With her family and friends in the audience of the crowded auditorium, Katelyn Bedwell quietly awaited the results from the pageant. This wasn’t her first time on this stage though, as she has participated in the Miss University of Louisiana at Lafayette USA Pageant three times before. It’s her senior year, and with all the experience accrued from years past, Bedwell wasn’t nervous as she waited to hear who won, because she prayed about it.
She knew there would be some disappointment if she was not able to achieve her goal of being Miss UL after four years of trying, but in the end she said to herself, “Maybe God put me in this pageant not so I could be Miss UL…maybe just to have this personal growth that has really turned me into the person I am today.”
She said participating in the pageant was “one of the best decisions” she had ever made. Not only because it introduced her to kind and accomplished women on campus, but it also taught her how to be confident in herself. Growing up, in what Bedwell described as “middle of nowhere” Vermilion Parish, she had always been shy, so the pageant was how she decided to put herself out there her freshman year.

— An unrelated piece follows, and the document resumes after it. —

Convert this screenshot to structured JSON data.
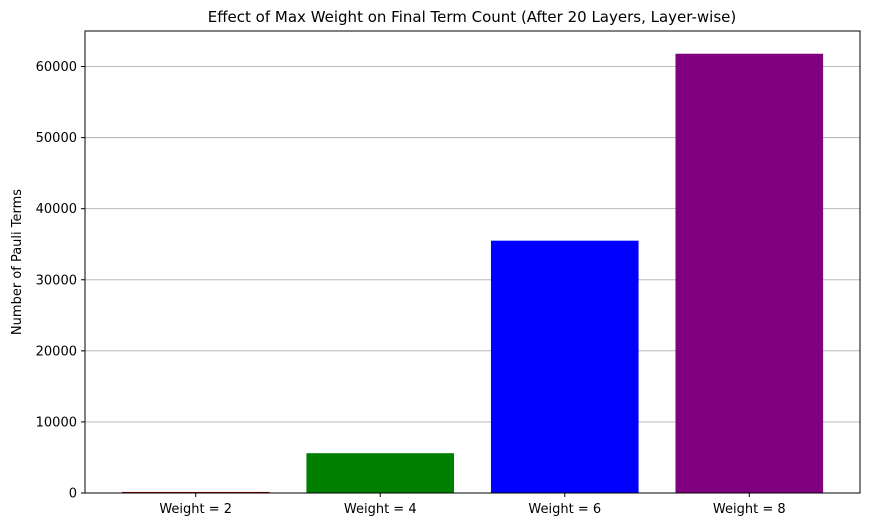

“I knew the second I stepped foot on campus that it was something that I really wanted and I was gonna give it my all, every single opportunity I had,” she said.
Today, Bedwell is a co-director of philanthropy for her sorority, Tri Delta, fundraising for St. Jude’s Children’s Hospital, a local cancer patient resource center. She is a senior nursing student, working 12-hour shifts at a local hospital, along with her classes. She is a third-year mentor for the UL LIFE program on campus, helping to teach a class of junior students with intellectual and developmental disabilities.
As co-directors of philanthropy, in 2024, Bedwell and Reese Godchaux spearheaded a fundraiser for St. Jude’s Hospital, which raised $12,000 in two days. This year, the pair has organized a Philanthropy Week, which includes a myriad of fundraising events from Apr. 6 to Apr. 11, to raise money for Miles Perret.
After learning all that, people will sometimes ask her how she does it, and “honestly,” Bedwell starts, “I’m not saying I don’t have hard moments, but every single one of these organizations that I pour myself into pours right back into me.”
Giving back to her community is second nature to Bedwell, after growing up with her mom and aunt, who both majored in nursing, and her grandmother, who became a social worker.
According to her, her family gave her the blueprint on what it meant to get a degree and use it to help others.
She’d always recognized the importance of giving support to others, but she had learned how to receive support from her community in the same way. In her junior year, she said, she struggled the most in her nursing classes and was on the brink of failure because she felt like she had to do it all on her own.
After attending her first study groups, though, Bedwell’s grades began to improve.
Since then, she has been inducted into the Sigma Theta Tau Honor Society of Nursing, where she is recognized as a part of the top 35% of her nursing class, continuing to follow in the footsteps of her mother and aunt.
Along with the rest of the crowd, Bedwell’s loved ones erupt in a loud round of applause as she is crowned the winner of the Miss UL 2025 pageant. Bedwell herself erupted with tears as she accepted her sash and crown from Annabelle Picou, 2024’s winner.
“I didn’t believe it,” she said. The goal she had worked towards had finally come and she was shocked she had actually done it. Even days later, she says she is still “on cloud nine” after her win.
Bedwell is graduating this May and has taken a position to work as a nurse in an Acadia hospital. Though she is a little nervous about beginning her reign, along with her new job, that feeling is overtaken by her excitement to dive into her duties. “I wanna do everything. If there’s an opportunity to do something, send it to me,” she said.
Speaking at Freshman Convocation and judging the Homecoming Fashion Show are high on the list of events she is eager to participate in.
Most of all, Bedwell wants to create more involvement between the University and Miles Perret.
Since she will be Miss UL as both a student and an alumni, Bedwell wants to use her reign as a way to show other alumni that graduating doesn’t mean an end to being a part of the University. “I think it’s gonna be special to take that journey as an alumni and just show people…once you turn the tassel, your college experience isn’t over. You get to start giving back in a unique and different way.”